Über die Botai-Menschen

Die Untersuchung ihres Erbguts förderte nun zutage, dass sich dieses Volk genetisch radikal von den Angehörigen der Jamnaja-Kultur unterschied. Die Botai, so scheint es, mieden konsequent jeden Kontakt zu ihren Nachbarn – und das, obwohl diese auf ihren Wanderungszügen das Territorium der Botai durchquert haben müssen.

Willerslev geht davon aus, dass sich die Steppen-Nomaden der Jamnaja die Kunst der Pferdehaltung von diesen Naturmenschen abgeguckt und sie dann fortent – wickelt haben. Irgendwann könnte den Botai dann ihre bahnbrechende Innovation selbst zum Verhängnis geworden sein: Während sich die Nachfahren der Jamnaja hoch zu Ross über halb Eurasien ver – breiteten, verschwanden die Botai, ohne Spuren zu hinterlassen.

Noch interessanter als die wenigen Worte, die die Ansichten der Kopenhagener Gruppe für zukünftige Arbeiten (wie die erwarteten Maykop-Proben mit Abstammung von östlichen Jäger-Sammlern) setzen, ist die künstlerische Skizze der indoeuropäischen Migrationen, die wahrscheinlich von der Gruppe beraten wurde.

Eine einfache Karte bedeutet nicht, dass alle Mitglieder der dänischen Arbeitsgruppe ihre Sichtweise völlig geändert haben, aber ich würde sagen, dass es eine große Verbesserung gegenüber den vorherigen “Pfeilen der Migrationen” ist (siehe hier), und es ist besonders wichtig, dass sie ein realistischeres Bild der alten Wanderungen zu den allgemeinen Lesern zeigen.

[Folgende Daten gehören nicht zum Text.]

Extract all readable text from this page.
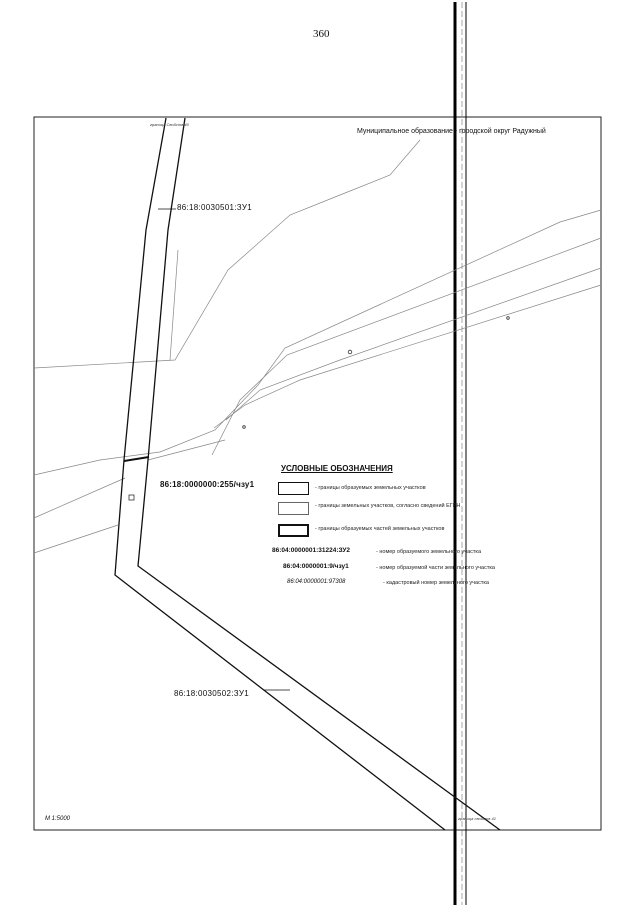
360
Муниципальное образование - городской округ Радужный
граница Свойств 40
86:18:0030501:ЗУ1
86:18:0000000:255/чзу1
86:18:0030502:ЗУ1
граница свойств 41
М 1:5000
УСЛОВНЫЕ ОБОЗНАЧЕНИЯ
- границы образуемых земельных участков
- границы земельных участков, согласно сведений ЕГРН
- границы образуемых частей земельных участков
86:04:0000001:31224:ЗУ2	- номер образуемого земельного участка
86:04:0000001:9/чзу1	- номер образуемой части земельного участка
86:04:0000001:97308	- кадастровый номер земельного участка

ANMERKUNG. Besonders sinnlos ist die Identifizierung der “keltischen” Expansion mit den ersten Glockenbecherleute auf den britischen Inseln (wenige eintreten für diese Idee, unter denen sind Koch und Cunliffe in ihrer “Celtic from the West” Bücherserie). Auch ungenau, aber nicht so besorgniserregend ist die Identifizierung von “Germanisch” in Deutschland/Únětice, oder die Verbreitung von “Baltisch” und “Slawisch” direkt nach Osteuropa (dh ich vermute Mierzanowice/Nitra -> Trzciniec), was wahrscheinlich von der Notwendigkeit, eine enge Verbindung zu den frühen Iranern (und damit zu ihren Satemisierung) getrieben ist.

Wie wir jetzt wissen, dank Narasimhan et al. (2018), gibt es auch keine Notwendigkeit, diesen gewundenen Westpfeil (der die schnurkeramische Kultur darstellt) von West-Jamnaja nach Mitteleuropa und dann nach Ost-Jamnaja zu unterstützen, da die Urindoiranische Gemeinschaft – repräsentiert durch die Steppe-MLBA-Wolke, die später die indoarische und iranische Sprachen ausbreiteten – hat eine direktere Verbindung mit der in situ Vermischung von Poltawka / Abaschewo innerhalb der Wolga-Ural-Region.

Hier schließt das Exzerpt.